Draw me a sheep in Dall-e Mini
Prompting
You should know that the computer does not consciensouly draw a sheep, program aims to predict the pictural representation of the wording you give it as input to start its generative processing. This is call "prompting".
Crafting this written prompt is a creative activity in itself in order to essentially influence the results provided by this virtual assitant. As a lot of randomization is also involved, you are engaged in experimenting this oniric conversational chemistry between invoking your magical written invocation and the result of your curse that will catalyze your own imagination.
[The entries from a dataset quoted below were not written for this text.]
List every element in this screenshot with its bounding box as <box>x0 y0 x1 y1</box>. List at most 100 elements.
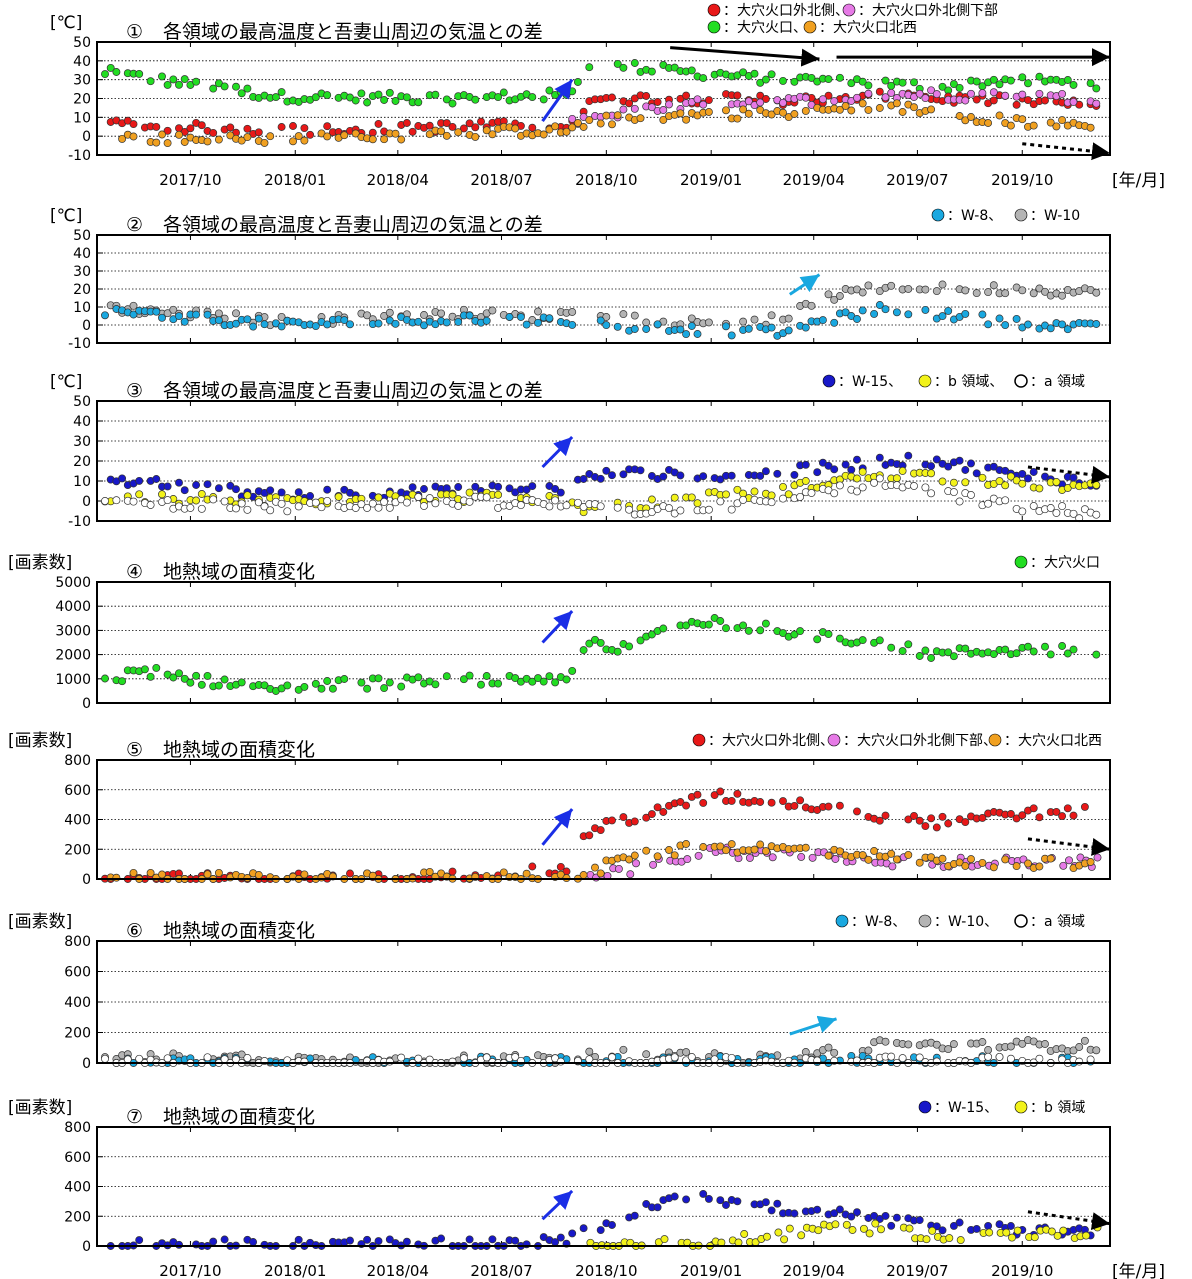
data-point <box>289 137 297 146</box>
data-point <box>881 1211 890 1220</box>
data-point <box>243 491 252 500</box>
legend-marker-orange <box>988 733 1002 747</box>
data-point <box>904 1040 913 1049</box>
data-point <box>984 1052 993 1061</box>
y-tick-label: -10 <box>68 514 91 530</box>
data-point <box>175 312 183 321</box>
data-point <box>665 504 673 513</box>
x-tick-label: 2018/07 <box>470 1262 532 1279</box>
data-point <box>511 124 520 133</box>
data-point <box>311 679 320 688</box>
data-point <box>756 626 765 635</box>
data-point <box>824 1043 833 1052</box>
data-point <box>169 75 178 84</box>
data-point <box>995 1052 1004 1061</box>
data-point <box>494 679 503 688</box>
x-tick-label: 2018/10 <box>575 171 637 189</box>
data-point <box>830 295 839 304</box>
series-green <box>101 59 1101 108</box>
data-point <box>300 682 309 691</box>
data-point <box>613 503 622 512</box>
data-point <box>385 678 394 687</box>
data-point <box>932 823 941 832</box>
data-point <box>881 811 890 820</box>
data-point <box>1052 122 1061 131</box>
data-point <box>910 103 918 112</box>
trend-arrow <box>541 808 574 846</box>
data-point <box>961 644 970 653</box>
data-point <box>659 472 668 481</box>
y-tick-label: 1000 <box>55 672 91 688</box>
data-point <box>972 289 981 298</box>
data-point <box>545 502 554 511</box>
data-point <box>995 80 1004 89</box>
data-point <box>442 95 451 104</box>
data-point <box>608 1221 616 1229</box>
data-point <box>716 497 725 506</box>
data-point <box>596 826 605 835</box>
data-point <box>727 1053 736 1062</box>
data-point <box>972 77 981 86</box>
data-point <box>1046 854 1055 863</box>
data-point <box>744 324 753 333</box>
y-tick-label: -10 <box>68 148 91 164</box>
data-point <box>471 95 480 104</box>
data-point <box>949 80 958 89</box>
data-point <box>323 485 332 494</box>
data-point <box>693 95 702 104</box>
data-point <box>859 1224 868 1233</box>
data-point <box>106 63 115 72</box>
y-tick-label: 10 <box>73 474 91 490</box>
data-point <box>653 852 662 861</box>
data-point <box>978 1038 987 1046</box>
data-point <box>494 482 503 491</box>
data-point <box>853 474 861 483</box>
data-point <box>363 684 372 693</box>
plot-frame <box>96 940 1111 1064</box>
data-point <box>1058 291 1067 300</box>
data-point <box>340 131 349 140</box>
data-point <box>260 502 269 511</box>
data-point <box>528 482 537 491</box>
legend-label: ：大穴火口 <box>1030 555 1100 571</box>
data-point <box>203 310 212 319</box>
data-point <box>374 1237 383 1246</box>
data-point <box>790 470 799 479</box>
data-point <box>585 639 594 648</box>
data-point <box>1041 642 1049 651</box>
legend-label: ：a 領域 <box>1030 913 1085 930</box>
data-point <box>135 476 144 485</box>
data-point <box>761 75 770 84</box>
y-tick-label: 50 <box>73 228 91 244</box>
data-point <box>928 1226 937 1235</box>
data-point <box>158 490 166 499</box>
data-point <box>226 131 235 140</box>
data-point <box>232 485 240 494</box>
data-point <box>516 501 525 510</box>
data-point <box>967 855 975 864</box>
data-point <box>437 1234 446 1243</box>
data-point <box>448 99 457 108</box>
data-point <box>613 59 622 68</box>
data-point <box>1006 1042 1015 1051</box>
data-point <box>1001 289 1010 298</box>
data-point <box>761 467 770 476</box>
data-point <box>830 318 839 327</box>
data-point <box>853 315 861 323</box>
data-point <box>636 114 645 123</box>
data-point <box>945 1234 954 1243</box>
chart-title: 各領域の最高温度と吾妻山周辺の気温との差 <box>163 380 543 402</box>
data-point <box>568 1229 577 1238</box>
legend-marker-green <box>707 20 721 34</box>
legend-label: ：W-8、 <box>851 914 906 930</box>
data-point <box>596 1226 605 1235</box>
data-point <box>835 634 844 643</box>
data-point <box>949 1040 958 1049</box>
data-point <box>955 1218 964 1227</box>
data-point <box>716 617 725 625</box>
data-point <box>642 92 651 100</box>
data-point <box>573 119 582 127</box>
data-point <box>1065 856 1073 865</box>
data-point <box>972 95 981 104</box>
data-point <box>528 862 537 871</box>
Like alchemists and cooking chefs, users are sharing their magical wordings like receipts giving stunning results. But the Verb is vast as the universe and the initial database of those engines covers a large part of our world artwork heritage. With a certain bias for sure. But like a young Harry Potter, you may try some receipts, just varying some of your own wording and get majesctic pictures.
Example
For example, try the dall-e with these examples, and see from yourself how far we are from my basic 'sheep' example.
Prompt:
Strangely Beautiful still Dusty Sunbeams sunspots in Half destroyed log wood cabin by James Gurney, Mark Maggiori, Thomas Moran | Environment Interior Keyframe Concept Art Trending on ArtStation | Cinematic Atmospheric Keyframe known for its composition
Let vary the beginning of the sentence by:
Vast Medieval Banquet in the Cathedral of Fulcanelli by James Gurney, Mark Maggiori, Thomas Moran | Environment Interior Keyframe Concept Art Trending on ArtStation | Cinematic Atmospheric Keyframe known for its composition
As you see, all these keywords, will weigh in the way the engine make its predictions.
Additionally, a set of parameter and other processing can be applied, like making its own model, tuning colors, sizing, and other expert stuff in development. The possibilites are infinite.
Text authoring with GPT-J
For the text and the creation of Broozel, i often get an idea from staring at the surprising picture the AI can produce after one of my bizarre prompts. To activate such idea, i sometimes use generative text language models.
For example, i had the idea of a musical city with different places that would have musical background namings. I had already written some ideas but i wanted more shuflling, i wanted to extent the brainstorming... So even if i'm convinced of my own creativity, i thought it would be cool to try those models, known to be quite good at this kind of game.
Altough plenty of websites are now selling such services, i quite satisfied by using the demo of GPT-J, a small gpt-3 based AI, which is reachable at https://6b.eleuther.ai/
GPT-J producing text from my prompt in bold, used as inspiration
And similarly, but quite faster and practical, https://bellard.org/textsynth/
Afterwards, like new instruments, it's a matter to play with all the knobs and get the sound that fits your intuitive vibration, staying connected with the response given by the machine and your creative goals. That's where this little story telling was taking form step by step, like a lego composition inspired by my own cultural references, from Italo Calvino to the architects of Art Nouveau, the writings of Borges and Heraclites, and music lover.
So Don't hesitate be creative, write your own dreams.